Exercise – Positioning A Point

“There are essentially three classes of position: in the middle, a little off-centre, and close to the edge. Placing a point in the centre very rarely works, because of the staid nature it produces, although this is not the rule and you might justify it on the grounds of being unconventional.”

“Use the experience of those earlier projects: when you position a point in the frame, have a reason for placing it where you do.”

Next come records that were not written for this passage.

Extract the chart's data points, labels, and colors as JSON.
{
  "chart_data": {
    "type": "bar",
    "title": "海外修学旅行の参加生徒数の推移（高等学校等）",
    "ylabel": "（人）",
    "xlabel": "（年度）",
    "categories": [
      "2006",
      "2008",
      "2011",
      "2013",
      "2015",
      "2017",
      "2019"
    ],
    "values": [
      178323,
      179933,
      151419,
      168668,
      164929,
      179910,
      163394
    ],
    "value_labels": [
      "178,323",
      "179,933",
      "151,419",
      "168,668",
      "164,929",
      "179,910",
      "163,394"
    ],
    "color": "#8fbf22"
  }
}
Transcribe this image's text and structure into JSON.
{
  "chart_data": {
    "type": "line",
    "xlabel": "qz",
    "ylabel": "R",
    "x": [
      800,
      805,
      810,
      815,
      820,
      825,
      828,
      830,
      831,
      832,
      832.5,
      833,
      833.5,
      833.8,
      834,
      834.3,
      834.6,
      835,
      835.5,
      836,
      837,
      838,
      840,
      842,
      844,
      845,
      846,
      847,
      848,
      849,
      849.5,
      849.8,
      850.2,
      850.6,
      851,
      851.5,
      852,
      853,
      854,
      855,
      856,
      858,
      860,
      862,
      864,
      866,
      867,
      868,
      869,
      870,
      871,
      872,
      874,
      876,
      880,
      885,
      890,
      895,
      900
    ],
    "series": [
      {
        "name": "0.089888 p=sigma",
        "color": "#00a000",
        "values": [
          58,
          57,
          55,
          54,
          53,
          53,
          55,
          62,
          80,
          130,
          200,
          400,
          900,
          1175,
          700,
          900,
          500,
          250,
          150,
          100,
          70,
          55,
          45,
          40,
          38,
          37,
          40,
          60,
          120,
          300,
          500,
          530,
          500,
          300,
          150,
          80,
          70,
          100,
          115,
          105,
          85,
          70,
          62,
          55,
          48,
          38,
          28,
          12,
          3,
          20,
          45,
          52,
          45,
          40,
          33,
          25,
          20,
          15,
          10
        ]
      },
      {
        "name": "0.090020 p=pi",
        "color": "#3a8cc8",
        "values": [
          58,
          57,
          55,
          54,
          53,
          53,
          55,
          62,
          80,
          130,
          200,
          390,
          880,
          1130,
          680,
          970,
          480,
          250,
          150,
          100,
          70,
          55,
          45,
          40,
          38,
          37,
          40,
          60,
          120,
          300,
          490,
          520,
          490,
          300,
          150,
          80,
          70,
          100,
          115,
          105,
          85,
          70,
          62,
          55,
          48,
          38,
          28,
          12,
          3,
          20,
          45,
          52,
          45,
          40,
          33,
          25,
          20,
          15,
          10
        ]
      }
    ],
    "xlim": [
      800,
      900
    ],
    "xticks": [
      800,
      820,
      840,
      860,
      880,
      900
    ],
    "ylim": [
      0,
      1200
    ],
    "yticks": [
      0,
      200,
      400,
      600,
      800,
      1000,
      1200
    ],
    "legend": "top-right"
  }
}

• The Art Of Photography (OCA course book), Part 2, Points, p.72

This exercise required 3 photographs with an obvious point of interest placed in different parts of the frame successively.

Photo 1

ISO400, 50mm, f/5, 1/160sec

ISO400, 50mm, f/5, 1/160sec

I positioned the wooden duck to the left-centre because the it gave a sense of the duck looking into the frame.

Photo 2

ISO400, 50mm, f/5, 1/125sec

ISO400, 50mm, f/5, 1/125sec

In this photo, the duck is positioned at the top-centre, aligned directly between the wet and dry patches on the floor, in an effort to balance the image.

Photo 3

ISO400, 50mm, f/5, 1/125sec

ISO400, 50mm, f/5, 1/125sec

The positioning of the duck in this image is more an experiment with the framed space that surrounds it. It seems lost somehow, maybe even a little forlorn.